FRANCES: Next: “I recently heard that most hotlines don't allow people who have had suicidal ideation to take calls. Can you talk about if this is true and why?” Well, this one I actually can't talk about too much. Because I'm not... I don't run a crisis center. But I can say that one of the projects that we're working on with the Lifeline is how to better integrate lived experience into the crisis center community. So this will be on a case-by-case basis. We'll have different centers who have different rules or recommendations about this kind of thing. And it'll be helpful for you to go look at your local center, talk to your local center and find out what their guidelines are and potentially work with them if they have a restriction that you don't believe in, to work with them to change that. If you're looking for your local crisis center, it's on our website.

FRANCES: “I may have missed this. Having now shared your story, would you like to share with us (inaudible)”—okay.

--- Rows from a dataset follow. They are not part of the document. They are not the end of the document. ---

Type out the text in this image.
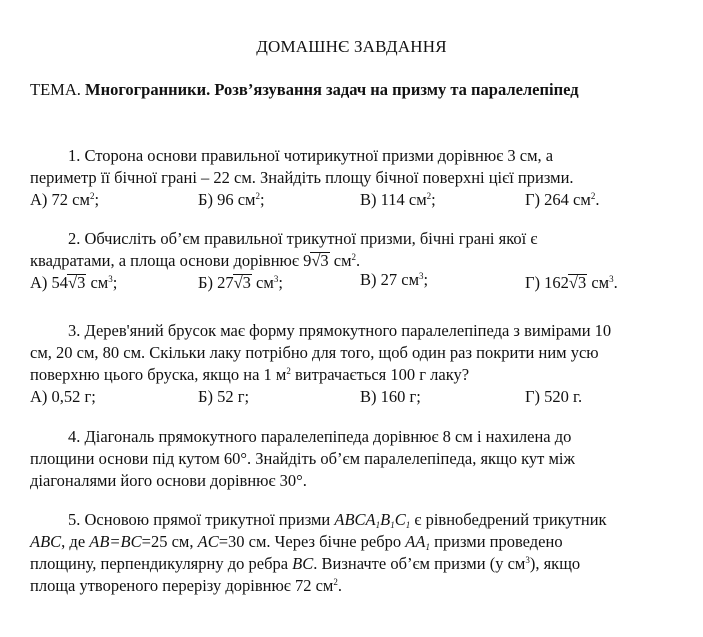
ДОМАШНЄ ЗАВДАННЯ
ТЕМА. Многогранники. Розв’язування задач на призму та паралелепіпед

1. Сторона основи правильної чотирикутної призми дорівнює 3 см, а

периметр її бічної грані – 22 см. Знайдіть площу бічної поверхні цієї призми.

А) 72 $см^2$;	Б) 96 $см^2$;	В) 114 $см^2$;	Г) 264 $см^2$.

2. Обчисліть об’єм правильної трикутної призми, бічні грані якої є

квадратами, а площа основи дорівнює 9√3 $см^2$.

А) 54√3 $см^3$;	Б) 27√3 $см^3$;	В) 27 $см^3$;	Г) 162√3 $см^3$.

3. Дерев'яний брусок має форму прямокутного паралелепіпеда з вимірами 10

см, 20 см, 80 см. Скільки лаку потрібно для того, щоб один раз покрити ним усю

поверхню цього бруска, якщо на 1 $м^2$ витрачається 100 г лаку?

А) 0,52 г;	Б) 52 г;	В) 160 г;	Г) 520 г.

4. Діагональ прямокутного паралелепіпеда дорівнює 8 см і нахилена до

площини основи під кутом 60°. Знайдіть об’єм паралелепіпеда, якщо кут між

діагоналями його основи дорівнює 30°.

5. Основою прямої трикутної призми $ABCA_1B_1C_1$ є рівнобедрений трикутник

ABC, де AB=BC=25 см, AC=30 см. Через бічне ребро $AA_1$ призми проведено

площину, перпендикулярну до ребра BC. Визначте об’єм призми (у $см^3$), якщо

площа утвореного перерізу дорівнює 72 $см^2$.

I have to go.

[Volunteer motioning to Frances about time]

ELEA: You can answer this one last question! And then we're gonna go to break.

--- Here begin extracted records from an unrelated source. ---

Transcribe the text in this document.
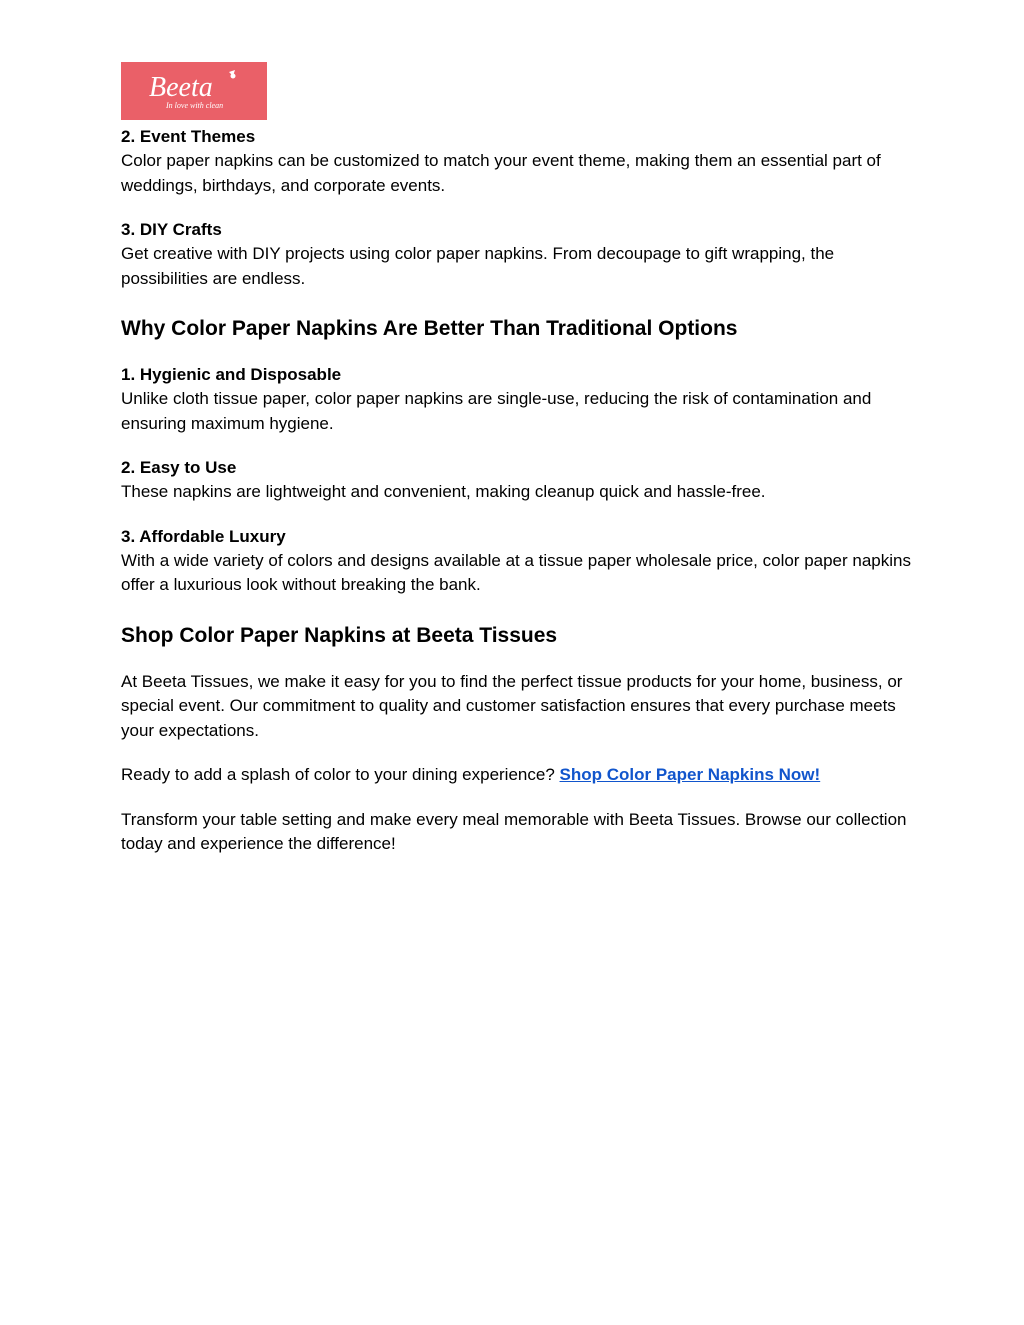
Beeta
In love with clean

2. Event Themes

Color paper napkins can be customized to match your event theme, making them an essential part of weddings, birthdays, and corporate events.

3. DIY Crafts

Get creative with DIY projects using color paper napkins. From decoupage to gift wrapping, the possibilities are endless.

Why Color Paper Napkins Are Better Than Traditional Options

1. Hygienic and Disposable

Unlike cloth tissue paper, color paper napkins are single-use, reducing the risk of contamination and ensuring maximum hygiene.

2. Easy to Use

These napkins are lightweight and convenient, making cleanup quick and hassle-free.

3. Affordable Luxury

With a wide variety of colors and designs available at a tissue paper wholesale price, color paper napkins offer a luxurious look without breaking the bank.

Shop Color Paper Napkins at Beeta Tissues

At Beeta Tissues, we make it easy for you to find the perfect tissue products for your home, business, or special event. Our commitment to quality and customer satisfaction ensures that every purchase meets your expectations.

Ready to add a splash of color to your dining experience? Shop Color Paper Napkins Now!

Transform your table setting and make every meal memorable with Beeta Tissues. Browse our collection today and experience the difference!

FRANCES: All right. I'm still suicidal. One of the reasons I want to change the phrase "hope and recovery" is because for me, it implies that these things happen in your past. And that you recover from them. And they are a blip in your radar and that you move on with your life. And sometimes you do and sometimes you don't. What happened was I ended up going to the hospital, I think, in January. And I have been lucky enough to work at a place that is extremely supportive. Which is lucky, since it's a mental health place. And have learned a lot from our own resources, in fact. But I did not get treatment until I was 26. So at this point, I'd gained maybe about 40 pounds. I was in a terrible abusive relationship. I had taken to wandering the streets of the city at night, because I didn't know what else to do with myself. And thinking like this is... If this is how the rest of my life is going to shape out, I don't know if I can do this for 60 to 80 years. And I didn't realize that this was not a thought that people had all the time. Because I had been living with it for so long that I didn't think was weird at all. I just thought... This was something that just happened. And the more I worked at the Lifeline and the more I saw how important it was to have stories out there from people who live with these experiences, the more I felt like a hypocrite for not sharing my own. And I won't say that somebody who works in the field and doesn't share their story is that. Because sharing your story is hard. And it can be dangerous. And it's difficult. But I felt like, in my position, as someone who was encouraging people to share stories, collecting them, disseminating them, to live with that secret myself was... Hypocritical in a way that I couldn't live with anymore. And so I'm here right now.

FRANCES: Okay, if you wrote a question and I didn't get to answer it, feel free to come find me and we'll have a chat. And thank you very much.

Frances Gonzalez

Close-up of Frances Gonzalez

Frances is the Communications Director for the Mental Health Association of NYC, where she runs public communications and partnerships for mental health programs such as the National Suicide Prevention Lifeline and the national Disaster Distress Helpline. Her digital strategy experience spans nonprofit, local government, and startups, including the Clinton Foundation and New York City 311. An NYC native, she has an MFA in Fiction from The New School.